Gabon : vers une nouvelle ère de régulation pour les réseaux sociaux avec Meta

En marge de la conférence internationale « Abidjan 2 » consacrée à la régulation de l’intelligence artificielle et des plateformes numériques, le président de la Haute Autorité de la Communication (HAC), Germain Ngoyo Moussavou, s’est entretenu avec des responsables de Meta.
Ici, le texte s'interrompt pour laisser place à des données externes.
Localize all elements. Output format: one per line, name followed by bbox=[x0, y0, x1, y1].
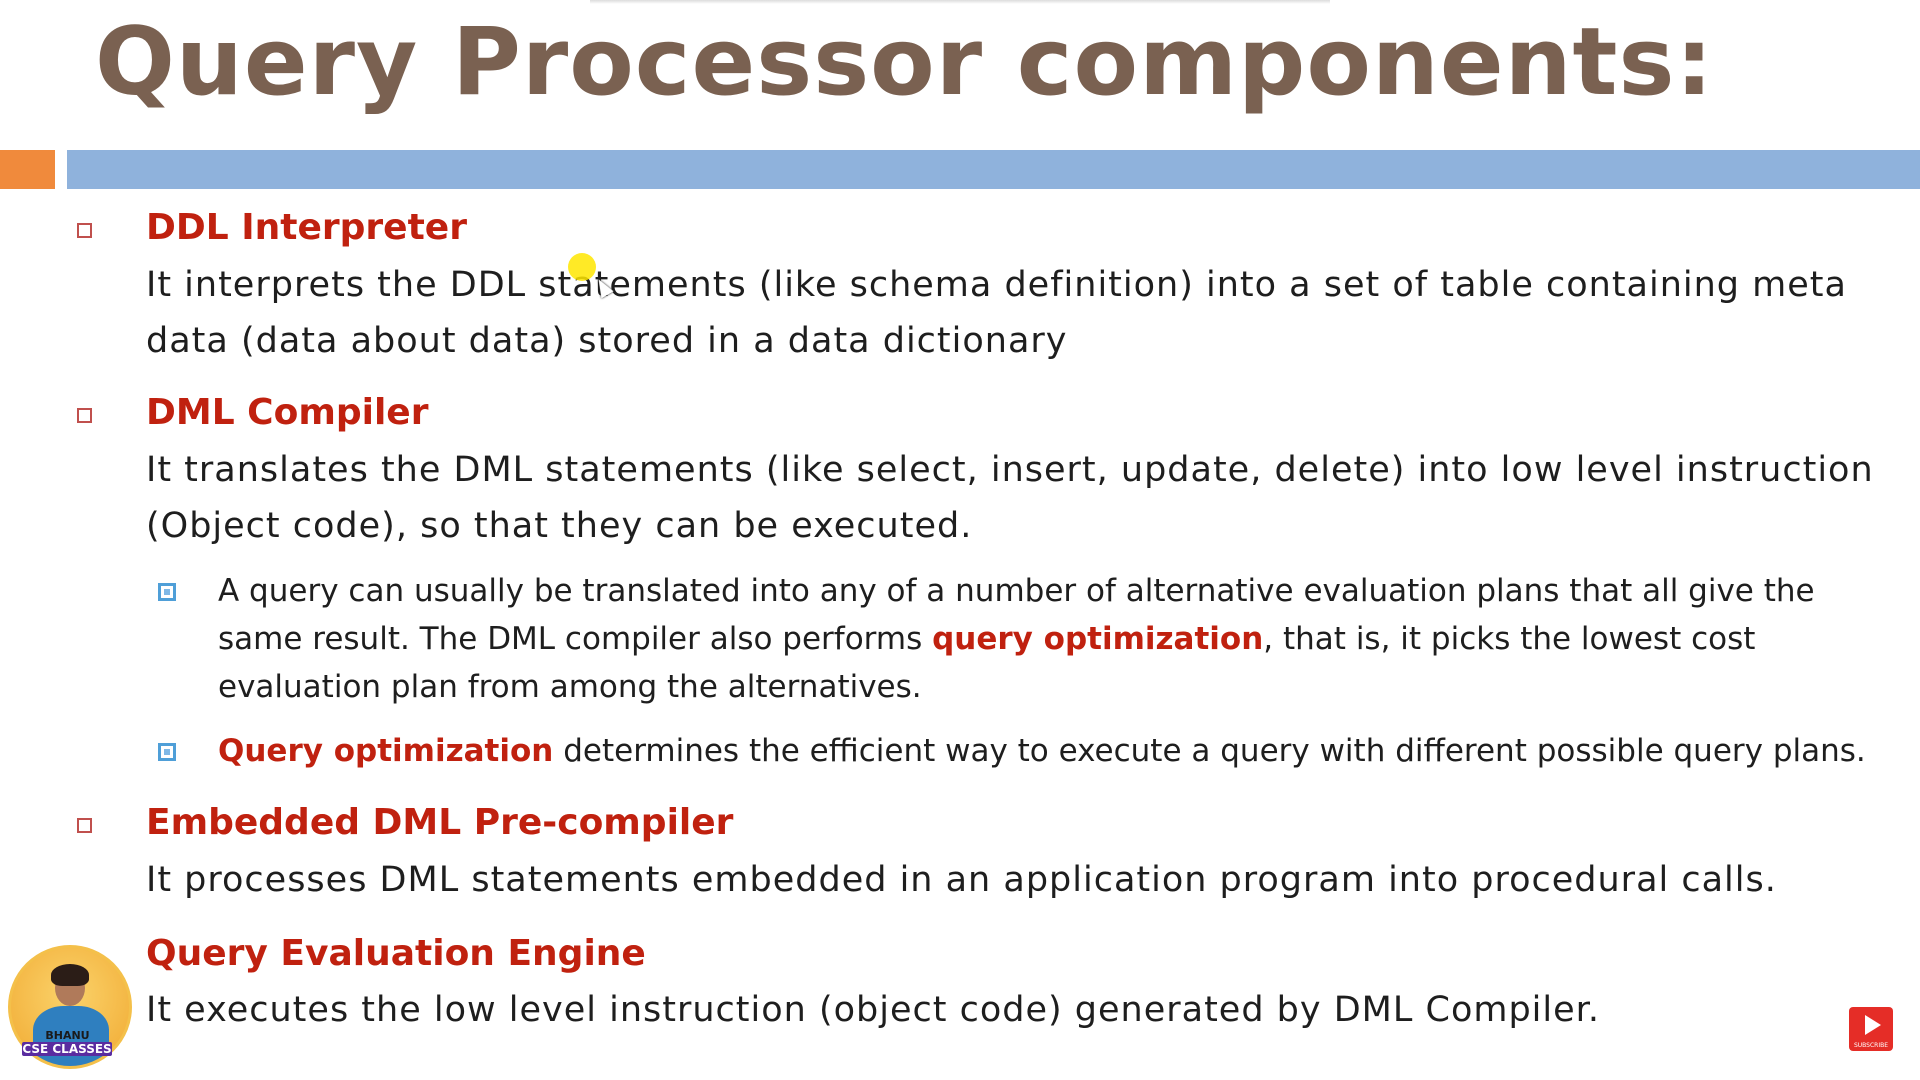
heading-ddl-interpreter: DDL Interpreter bbox=[146, 207, 467, 248]
subscribe-button[interactable]: SUBSCRIBE bbox=[1849, 1007, 1893, 1051]
desc-dml-compiler: It translates the DML statements (like s… bbox=[146, 450, 1874, 546]
bullet-square-icon bbox=[77, 818, 92, 833]
subscribe-label: SUBSCRIBE bbox=[1853, 1042, 1889, 1049]
accent-bar-blue bbox=[67, 150, 1920, 189]
slide: Query Processor components: DDL Interpre… bbox=[0, 0, 1920, 1080]
sub-bullet-icon bbox=[158, 583, 176, 601]
slide-title: Query Processor components: bbox=[95, 8, 1714, 117]
highlight-query-optimization: query optimization bbox=[932, 621, 1264, 657]
top-shadow bbox=[590, 0, 1330, 4]
accent-bar-orange bbox=[0, 150, 55, 189]
youtube-play-icon bbox=[1865, 1015, 1881, 1035]
heading-query-evaluation-engine: Query Evaluation Engine bbox=[146, 933, 646, 974]
desc-query-evaluation-engine: It executes the low level instruction (o… bbox=[146, 990, 1600, 1030]
sub-bullet-icon bbox=[158, 743, 176, 761]
bullet-square-icon bbox=[77, 223, 92, 238]
highlight-query-optimization: Query optimization bbox=[218, 733, 554, 769]
desc-embedded-dml: It processes DML statements embedded in … bbox=[146, 860, 1777, 900]
subitem-query-translation: A query can usually be translated into a… bbox=[218, 567, 1888, 711]
pointer-highlight-icon bbox=[568, 253, 596, 281]
subitem-text-after: determines the efficient way to execute … bbox=[553, 733, 1866, 769]
watermark-channel: CSE CLASSES bbox=[22, 1042, 112, 1056]
subitem-query-optimization: Query optimization determines the effici… bbox=[218, 727, 1888, 775]
heading-embedded-dml: Embedded DML Pre-compiler bbox=[146, 802, 734, 843]
desc-ddl-interpreter: It interprets the DDL statements (like s… bbox=[146, 265, 1847, 361]
heading-dml-compiler: DML Compiler bbox=[146, 392, 429, 433]
bullet-square-icon bbox=[77, 408, 92, 423]
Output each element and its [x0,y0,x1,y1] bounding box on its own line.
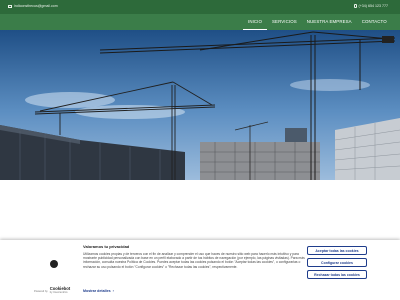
cookiebot-sub: by Usercentrics [49,291,68,294]
cookie-icon [50,260,58,268]
phone-text[interactable]: (+34) 654 123 777 [359,4,388,8]
phone-icon [353,4,357,8]
cookie-banner-text: Utilizamos cookies propias y de terceros… [83,252,305,269]
powered-by-label: Powered by [34,289,48,293]
show-details-label: Mostrar detalles [83,289,111,293]
nav-item-inicio[interactable]: INICIO [243,14,268,30]
reject-all-cookies-button[interactable]: Rechazar todas las cookies [307,270,367,279]
show-details-link[interactable]: Mostrar detalles › [83,289,114,293]
email-text[interactable]: indiconsthecus@gmail.com [14,4,58,8]
content-area [0,180,400,240]
hero-image [0,30,400,180]
phone-contact[interactable]: (+34) 654 123 777 [353,4,388,8]
cookie-banner-title: Valoramos tu privacidad [83,244,130,249]
main-navigation: INICIO SERVICIOS NUESTRA EMPRESA CONTACT… [0,14,400,30]
accept-all-cookies-button[interactable]: Aceptar todas las cookies [307,246,367,255]
nav-item-contacto[interactable]: CONTACTO [357,14,392,30]
nav-item-servicios[interactable]: SERVICIOS [267,14,302,30]
configure-cookies-button[interactable]: Configurar cookies [307,258,367,267]
construction-site-photo [0,30,400,180]
cookiebot-logo[interactable]: Powered by Cookiebot by Usercentrics [34,286,70,295]
envelope-icon [8,4,12,8]
email-contact[interactable]: indiconsthecus@gmail.com [8,4,58,8]
top-contact-bar: indiconsthecus@gmail.com (+34) 654 123 7… [0,0,400,14]
nav-item-nuestra-empresa[interactable]: NUESTRA EMPRESA [302,14,357,30]
chevron-right-icon: › [112,289,114,293]
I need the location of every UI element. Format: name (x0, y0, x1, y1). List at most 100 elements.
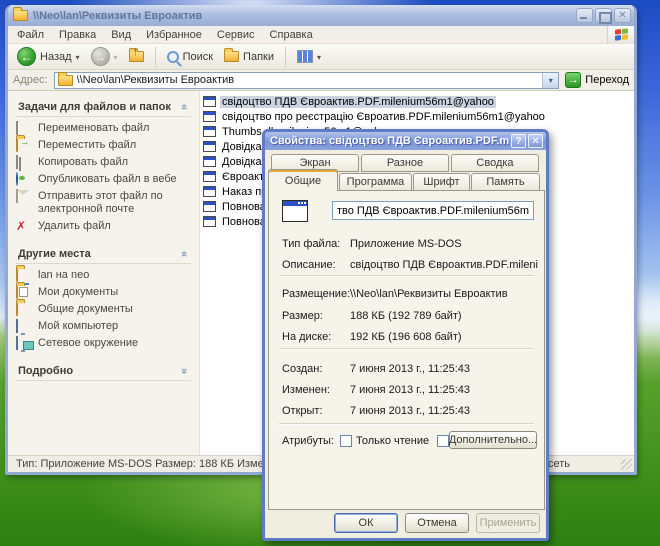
sidebar-item-label: Мои документы (38, 286, 118, 299)
sidebar-item-label: Переместить файл (38, 139, 136, 152)
separator (279, 275, 534, 277)
cancel-button[interactable]: Отмена (405, 513, 469, 533)
menu-file[interactable]: Файл (17, 29, 44, 41)
address-combobox[interactable]: \\Neo\lan\Реквизиты Евроактив (54, 72, 560, 89)
dialog-close-button[interactable]: ✕ (528, 134, 543, 148)
readonly-checkbox-group: Только чтение (340, 435, 429, 447)
tab-font[interactable]: Шрифт (413, 173, 470, 191)
sidebar-item-email-file[interactable]: Отправить этот файл по электронной почте (16, 190, 191, 216)
up-button[interactable] (126, 49, 147, 64)
menu-bar: Файл Правка Вид Избранное Сервис Справка (8, 26, 634, 44)
go-label: Переход (585, 74, 629, 86)
address-dropdown-button[interactable] (542, 73, 558, 88)
publish-web-icon (16, 173, 32, 186)
window-controls (576, 8, 631, 23)
move-file-icon (16, 139, 32, 152)
folders-label: Папки (243, 51, 274, 63)
dialog-title: Свойства: свідоцтво ПДВ Євроактив.PDF.mi… (270, 135, 509, 147)
general-tab-page: Тип файла: Приложение MS-DOS Описание: с… (268, 190, 545, 510)
tab-memory[interactable]: Память (471, 173, 540, 191)
back-icon (17, 47, 36, 66)
search-icon (167, 51, 179, 63)
sidebar-item-shared-documents[interactable]: Общие документы (16, 303, 191, 316)
resize-grip[interactable] (621, 459, 632, 470)
msdos-file-icon (203, 216, 216, 227)
go-button[interactable]: Переход (565, 72, 629, 88)
address-value[interactable]: \\Neo\lan\Реквизиты Евроактив (77, 74, 539, 86)
explorer-titlebar[interactable]: \\Neo\lan\Реквизиты Евроактив (8, 5, 634, 26)
sidebar-item-label: Переименовать файл (38, 122, 149, 135)
tab-misc[interactable]: Разное (361, 154, 449, 172)
sidebar-item-network[interactable]: Сетевое окружение (16, 337, 191, 350)
search-button[interactable]: Поиск (164, 49, 216, 65)
details-section: Подробно (16, 363, 191, 381)
menu-help[interactable]: Справка (270, 29, 313, 41)
menu-favorites[interactable]: Избранное (146, 29, 202, 41)
sidebar-item-rename-file[interactable]: Переименовать файл (16, 122, 191, 135)
views-icon (297, 50, 313, 63)
readonly-label: Только чтение (356, 435, 429, 447)
window-title: \\Neo\lan\Реквизиты Евроактив (33, 10, 576, 22)
file-name: свідоцтво про реєстрацію Євроатив.PDF.mi… (220, 111, 547, 123)
go-arrow-icon (565, 72, 581, 88)
dialog-titlebar[interactable]: Свойства: свідоцтво ПДВ Євроактив.PDF.mi… (265, 132, 546, 150)
delete-icon: ✗ (16, 220, 32, 233)
sidebar-item-publish-file[interactable]: Опубликовать файл в вебе (16, 173, 191, 186)
msdos-file-icon (203, 201, 216, 212)
address-folder-icon (58, 75, 73, 86)
readonly-checkbox[interactable] (340, 435, 352, 447)
msdos-file-icon (203, 156, 216, 167)
sidebar-item-move-file[interactable]: Переместить файл (16, 139, 191, 152)
tab-program[interactable]: Программа (339, 173, 412, 191)
close-button[interactable] (614, 8, 631, 23)
msdos-file-icon (203, 171, 216, 182)
sidebar-item-my-documents[interactable]: Мои документы (16, 286, 191, 299)
menu-view[interactable]: Вид (111, 29, 131, 41)
advanced-button[interactable]: Дополнительно... (449, 431, 537, 449)
file-tasks-header[interactable]: Задачи для файлов и папок (16, 99, 191, 117)
file-row[interactable]: свідоцтво ПДВ Євроактив.PDF.milenium56m1… (203, 94, 634, 109)
chevron-up-icon (181, 102, 187, 112)
help-button[interactable]: ? (511, 134, 526, 148)
field-row: Размер: 188 КБ (192 789 байт) (282, 310, 538, 322)
msdos-file-icon (203, 186, 216, 197)
dialog-actions: ОК Отмена Применить (334, 513, 540, 533)
details-header[interactable]: Подробно (16, 363, 191, 381)
maximize-button[interactable] (595, 8, 612, 23)
toolbar-separator (155, 47, 156, 67)
tab-general[interactable]: Общие (268, 169, 338, 191)
tab-summary[interactable]: Сводка (451, 154, 539, 172)
sidebar-item-label: Общие документы (38, 303, 133, 316)
file-name: свідоцтво ПДВ Євроактив.PDF.milenium56m1… (220, 96, 496, 108)
sidebar-item-copy-file[interactable]: Копировать файл (16, 156, 191, 169)
minimize-button[interactable] (576, 8, 593, 23)
forward-button[interactable] (88, 45, 121, 68)
sidebar-item-lan-on-neo[interactable]: lan на neo (16, 269, 191, 282)
other-places-header[interactable]: Другие места (16, 246, 191, 264)
windows-logo-icon (607, 26, 634, 44)
views-button[interactable] (294, 48, 324, 65)
msdos-file-icon (203, 111, 216, 122)
menu-edit[interactable]: Правка (59, 29, 96, 41)
filename-input[interactable] (332, 201, 534, 220)
field-row: Размещение: \\Neo\lan\Реквизиты Евроакти… (282, 288, 538, 300)
folder-icon (13, 10, 28, 21)
attributes-label: Атрибуты: (282, 435, 340, 447)
sidebar-item-label: Отправить этот файл по электронной почте (38, 190, 191, 216)
field-value: 188 КБ (192 789 байт) (350, 310, 462, 322)
file-row[interactable]: свідоцтво про реєстрацію Євроатив.PDF.mi… (203, 109, 634, 124)
file-tasks-title: Задачи для файлов и папок (18, 101, 171, 113)
hidden-checkbox[interactable] (437, 435, 449, 447)
copy-file-icon (16, 156, 32, 169)
ok-button[interactable]: ОК (334, 513, 398, 533)
back-dropdown-icon[interactable] (76, 51, 80, 63)
field-value: Приложение MS-DOS (350, 238, 462, 250)
back-button[interactable]: Назад (14, 45, 83, 68)
rename-file-icon (16, 122, 32, 135)
field-value: 192 КБ (196 608 байт) (350, 331, 462, 343)
sidebar-item-delete-file[interactable]: ✗ Удалить файл (16, 220, 191, 233)
folders-button[interactable]: Папки (221, 49, 277, 65)
menu-tools[interactable]: Сервис (217, 29, 255, 41)
sidebar-item-my-computer[interactable]: Мой компьютер (16, 320, 191, 333)
apply-button[interactable]: Применить (476, 513, 540, 533)
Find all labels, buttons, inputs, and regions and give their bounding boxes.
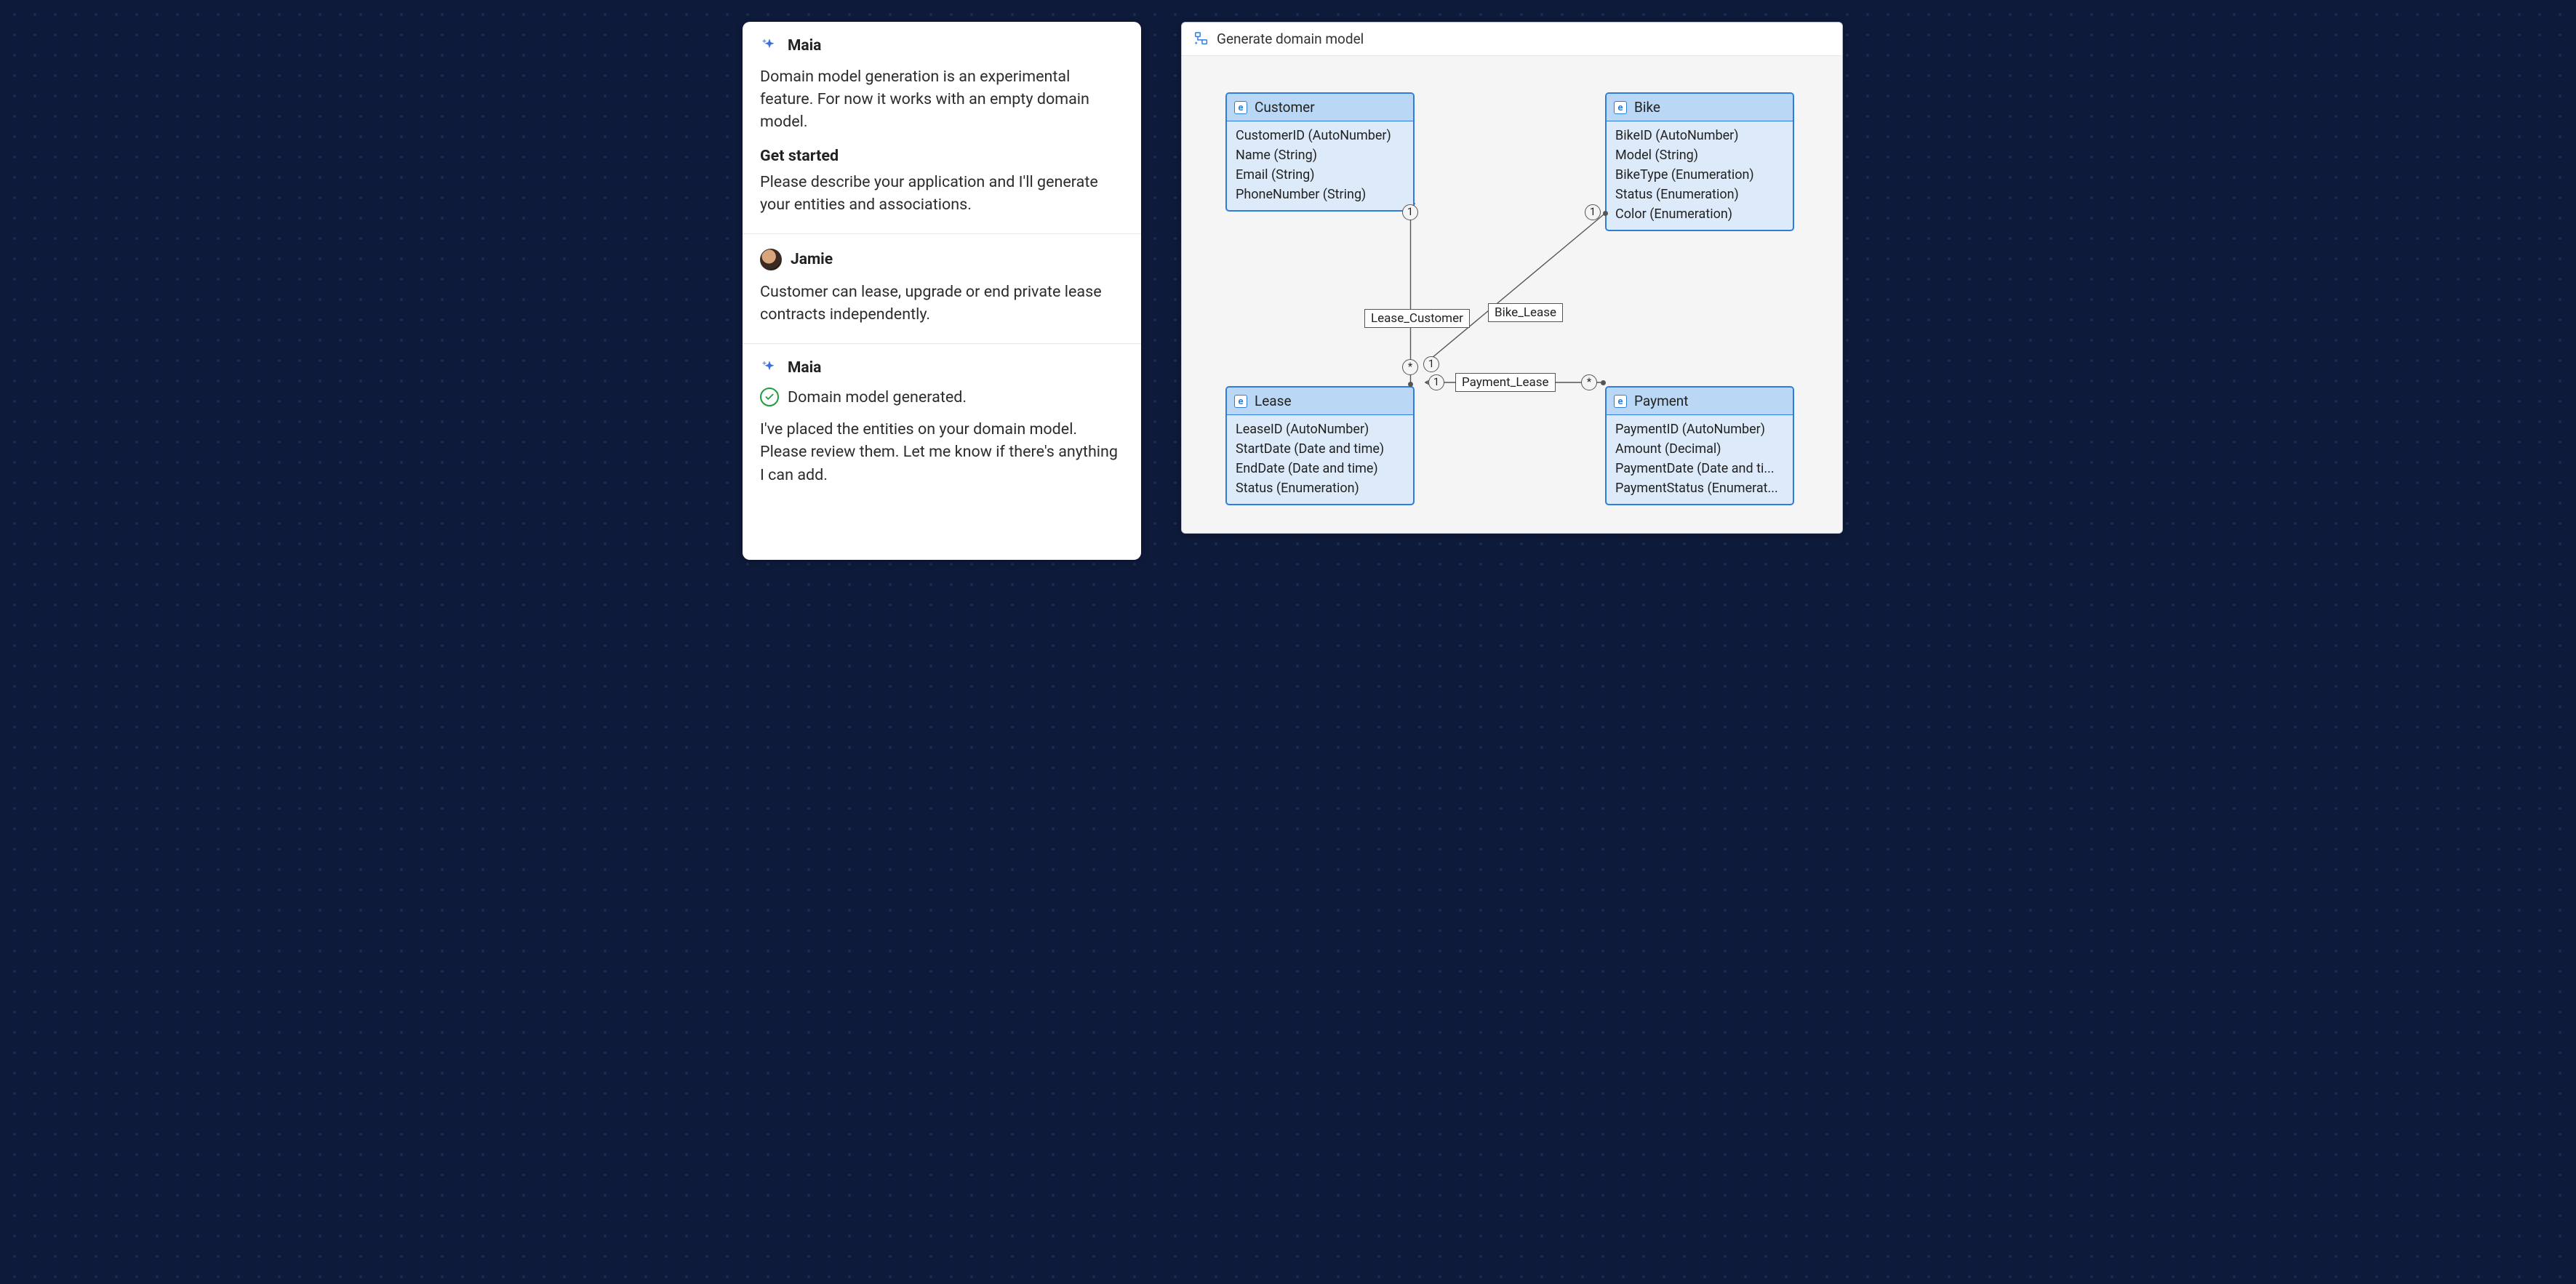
diagram-title: Generate domain model — [1217, 31, 1364, 47]
entity-attr: Amount (Decimal) — [1615, 439, 1784, 459]
cardinality-bubble: * — [1581, 374, 1597, 390]
chat-message-jamie: Jamie Customer can lease, upgrade or end… — [743, 233, 1141, 343]
entity-attr: BikeID (AutoNumber) — [1615, 126, 1784, 145]
sparkle-icon — [760, 358, 779, 377]
chat-text: Domain model generation is an experiment… — [760, 65, 1124, 134]
assoc-label-bike-lease[interactable]: Bike_Lease — [1488, 303, 1563, 322]
entity-attr: Email (String) — [1236, 165, 1404, 185]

Au cœur des échanges : la suspension des réseaux sociaux au Gabon et les perspectives d’un encadrement juridique renforcé de l’espace numérique.

L’avenir des plateformes numériques en territoire gabonais s’est invité au centre des débats internationaux. Du 1er au 3 juin 2026, à Abidjan en Côte d’Ivoire, le dirigeant de la HAC a participé activement aux travaux organisés par le Réseau des Instances Africaines de Régulation de la Communication (RIARC) et le Réseau Francophone des Régulateurs des Médias (REFRAM). Ce sommet a rassemblé des experts et des leaders technologiques mondiaux pour traiter de la modération des contenus et de la liberté d’expression dans un monde de plus en plus digitalisé.

Le dialogue sur la suspension des plateformes numériques

Durant cet événement, Germain Ngoyo Moussavou a rencontré Balkissa Idé Siddo, directrice des politiques publiques de Meta pour l’Afrique subsaharienne, accompagnée de Serge Mbengue, représentant de la firme pour l’Afrique de l’Ouest. Cette entrevue a permis d’aborder de front la problématique de l’interruption des services de réseaux sociaux au Gabon.

Les représentants de Meta ont indiqué prendre acte de cette décision, qu’ils considèrent comme une expression de la souveraineté africaine de l’État gabonais. L’entreprise a affirmé comprendre les préoccupations sécuritaires et sociales soulevées par les autorités locales. Par ailleurs, la firme technologique suit avec attention les réformes législatives engagées par le gouvernement pour structurer l’usage du numérique dans le pays.

Vers une coopération accrue pour la sécurité numérique

Si Meta souhaite une levée prochaine des mesures restrictives, l’organisation américaine a réitéré son engagement à maintenir un canal de communication ouvert avec le régulateur. L’enjeu est d’optimiser la modération des contenus concernant le Gabon et de bâtir un partenariat solide avec la HAC pour protéger le peuple africain contre les abus en ligne.

Cette rencontre s’inscrit dans une dynamique plus large d’actualité panafricaine, où les États cherchent à reprendre le contrôle sur la gouvernance des données et de l’intelligence artificielle. Les conclusions de la rencontre d’Abidjan préconisent d’ailleurs une montée en compétences des régulateurs et une meilleure adaptation des outils numériques aux réalités et aux langues locales, afin de préserver la dignité et la stabilité sur le continent.